Lost in Wonderland
Our partners Fungo Ltd were asked to design, install and run a new easter event for thecentre:mk. This was the first of a new seasonal event that would join the successful Summer Beach and Christmas as part of their regular event calendar. The event was funded by the shopping centre to drive footfall throughout the Easter period and encourage repeat visits during the school holidays.
Fungo were asked to provide an attraction that would be unique, compelling and offer a range of activity for a broad spectrum of ages and visitor profiles. The attraction was to fill Middleton Hall, an indoor exhibition space with a clear span of 42m x 60m. The space is bordered by retail units including John Lewis, whose restaurant overlooks the area, so the attraction needed to look good from above as well as on the exhibition floor.
Installation was to be completed within four days and all materials were to be delivered out of hours. The exhibition space has a polished marble tiled floor and no fixings could be made into it. The duration of the event would be four weeks and it was to meet all applicable DDA standards for accessibility and playability. The success of the event was to be judged by the increase in footfall for the period. A small entry fee was to be charged to offset some of the cost.
- Theme – ‘Alice Lost in Wonderland’ was provided by the client. Fungo passed the thematic development of the event to its sister company Mazescape Limited, a specialist maze and game design company who’s clients include many successful visitor attractions. The theme was developed as an Alice in Wonderland adventure, incorporating two games based on key scenes from the Lewis Carol book that gave rise to six distinct areas for visitors to navigate through and play.
- Down the Rabbit Hole – The entrance was designed as a giant rabbit hole in a grassy mound that incorporated a till and storage of AV equipment. The structure was sectional to allow fast construction on-site and themed with a giant oak tree, White Rabbit character and seasonal flowers.
- Doorz Maze – Upon exiting the rabbit hole, visitors found themselves inside a room surrounded by eight colourful doors.
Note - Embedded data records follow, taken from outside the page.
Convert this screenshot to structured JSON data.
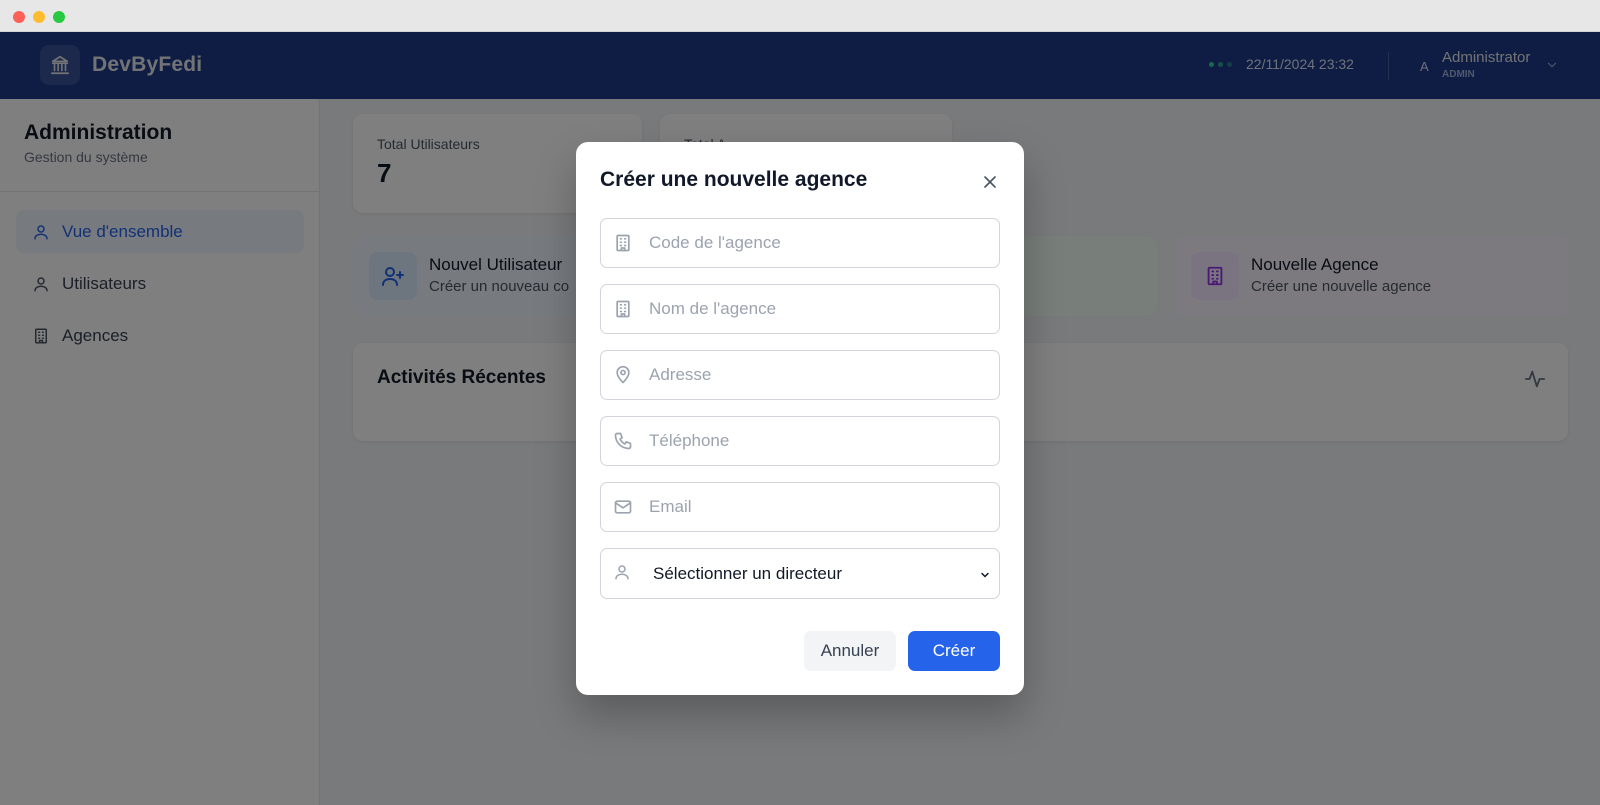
{
  "header": {
    "brand": "DevByFedi",
    "datetime": "22/11/2024 23:32",
    "user_initial": "A",
    "user_name": "Administrator",
    "user_role": "ADMIN",
    "brand_color": "#1e3a8a"
  },
  "sidebar": {
    "title": "Administration",
    "subtitle": "Gestion du système",
    "items": [
      {
        "label": "Vue d'ensemble",
        "icon": "user-icon",
        "active": true
      },
      {
        "label": "Utilisateurs",
        "icon": "user-icon",
        "active": false
      },
      {
        "label": "Agences",
        "icon": "building-icon",
        "active": false
      }
    ]
  },
  "main": {
    "stats": [
      {
        "label": "Total Utilisateurs",
        "value": "7"
      },
      {
        "label": "Total A"
      }
    ],
    "actions": [
      {
        "title": "Nouvel Utilisateur",
        "subtitle": "Créer un nouveau co",
        "icon": "user-plus-icon"
      },
      {
        "title": "Nouvelle Agence",
        "subtitle": "Créer une nouvelle agence",
        "icon": "building-icon"
      }
    ],
    "activity": {
      "title": "Activités Récentes",
      "icon": "activity-icon"
    }
  },
  "modal": {
    "title": "Créer une nouvelle agence",
    "fields": {
      "code": {
        "placeholder": "Code de l'agence",
        "icon": "building-icon"
      },
      "name": {
        "placeholder": "Nom de l'agence",
        "icon": "building-icon"
      },
      "address": {
        "placeholder": "Adresse",
        "icon": "map-pin-icon"
      },
      "phone": {
        "placeholder": "Téléphone",
        "icon": "phone-icon"
      },
      "email": {
        "placeholder": "Email",
        "icon": "mail-icon"
      },
      "director": {
        "selected": "Sélectionner un directeur",
        "icon": "user-icon"
      }
    },
    "cancel_label": "Annuler",
    "create_label": "Créer",
    "accent_color": "#2563eb"
  }
}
Only one of these doors would open and lead them into the next room of eight doors identical to the first. Some rooms included door bells and cryptic signage, with one door being smaller than the others and concealing a clue.
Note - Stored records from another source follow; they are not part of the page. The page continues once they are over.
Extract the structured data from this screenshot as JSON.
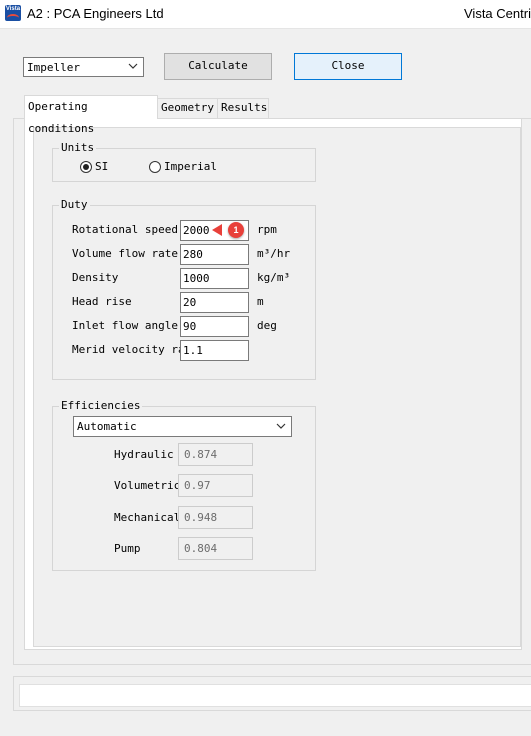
{
  "window": {
    "title": "A2 : PCA Engineers Ltd",
    "title_right": "Vista Centri",
    "app_icon_text": "Vista"
  },
  "toolbar": {
    "component_select": "Impeller",
    "calculate_label": "Calculate",
    "close_label": "Close"
  },
  "tabs": [
    {
      "label": "Operating conditions",
      "active": true
    },
    {
      "label": "Geometry",
      "active": false
    },
    {
      "label": "Results",
      "active": false
    }
  ],
  "units": {
    "title": "Units",
    "options": [
      {
        "label": "SI",
        "selected": true
      },
      {
        "label": "Imperial",
        "selected": false
      }
    ]
  },
  "duty": {
    "title": "Duty",
    "rows": [
      {
        "label": "Rotational speed",
        "value": "2000",
        "unit": "rpm"
      },
      {
        "label": "Volume flow rate",
        "value": "280",
        "unit": "m³/hr"
      },
      {
        "label": "Density",
        "value": "1000",
        "unit": "kg/m³"
      },
      {
        "label": "Head rise",
        "value": "20",
        "unit": "m"
      },
      {
        "label": "Inlet flow angle",
        "value": "90",
        "unit": "deg"
      },
      {
        "label": "Merid velocity rat",
        "value": "1.1",
        "unit": ""
      }
    ],
    "annotation_badge": "1"
  },
  "efficiencies": {
    "title": "Efficiencies",
    "mode_select": "Automatic",
    "rows": [
      {
        "label": "Hydraulic",
        "value": "0.874"
      },
      {
        "label": "Volumetric",
        "value": "0.97"
      },
      {
        "label": "Mechanical",
        "value": "0.948"
      },
      {
        "label": "Pump",
        "value": "0.804"
      }
    ]
  },
  "status_bar": {
    "text": ""
  }
}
- Living Hedge Maze – Visitors exited the Doorz Maze to find themselves inside a real living hedge maze supplied by Rentahedge. The contrast to the experience of the Doorz Maze was marked and although not a large maze, was surprisingly confusing, allowing us to hide a number of clues for the two main games. Oversized props enhanced the theme and eventually a large looking-glass gateway allowed visitors to enter the ‘Timbamaze’. The living hedge planters were quickly and professionally installed, instantly creating a real sense of wonder due to their size and the fact it was a living structure inside a shopping centre.
- TimbaMaze – Is a modular freestanding maze structure of timber picket panels and archways. Oversized garden props and climbing roses give a garden like feel to the space. The Timbamaze added a denser network of pathways to the maze puzzle, allowing us to locate a number of quiz clues and games within this part of the structure.
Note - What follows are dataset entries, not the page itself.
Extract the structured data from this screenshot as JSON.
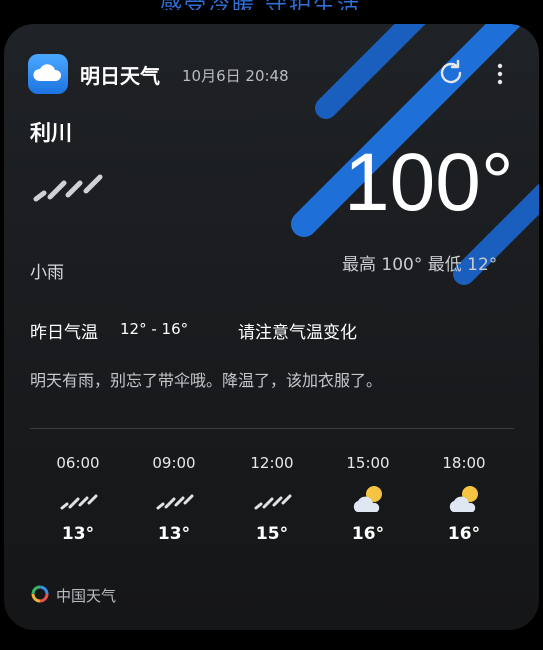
{
  "top_strip": {
    "text": "感受冷暖 守护生活"
  },
  "header": {
    "app_name": "明日天气",
    "update_time": "10月6日 20:48",
    "refresh_icon": "refresh-icon",
    "more_icon": "more-vertical-icon"
  },
  "current": {
    "city": "利川",
    "condition": "小雨",
    "condition_icon": "light-rain-icon",
    "temperature": "100°",
    "hilo": "最高 100°  最低 12°"
  },
  "yesterday": {
    "label": "昨日气温",
    "range": "12° - 16°",
    "notice": "请注意气温变化"
  },
  "advice": "明天有雨，别忘了带伞哦。降温了，该加衣服了。",
  "hourly": [
    {
      "time": "06:00",
      "icon": "light-rain-icon",
      "temp": "13°"
    },
    {
      "time": "09:00",
      "icon": "light-rain-icon",
      "temp": "13°"
    },
    {
      "time": "12:00",
      "icon": "light-rain-icon",
      "temp": "15°"
    },
    {
      "time": "15:00",
      "icon": "partly-cloudy-icon",
      "temp": "16°"
    },
    {
      "time": "18:00",
      "icon": "partly-cloudy-icon",
      "temp": "16°"
    }
  ],
  "footer": {
    "brand": "中国天气",
    "logo_icon": "weather-china-logo-icon"
  },
  "colors": {
    "card_bg": "#1a1c1f",
    "accent_blue": "#1e6fd9",
    "sun_yellow": "#f5c542"
  }
}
- Card Soldiers Maze – Upon leaving the TimbaMaze, visitors found themselves within a courtyard surrounded by large playing card soldiers. The floor was decorated with a large 8m x 8m printed floor maze around a central fountain prop. The floor maze incorporated pressure pads beneath a number of card suit symbols, that illuminated the noses of the standing card soldiers when stood upon, this was very popular with children.
- The final area was a combination of play and retail featuring garden games, a mini artificial hedge maze, craft area and chocolate/sweets handcart.
The event was regarded as very successful and surpassed the clients expectations in terms of physical appearance and game play. Projected figures for entry were met by the end of the first week and consequently the gate receipts were significantly higher than anticipated. Total number of visitors exceeded 19,000 and the centre reported an 8% increase in footfall compared to the same period the previous year.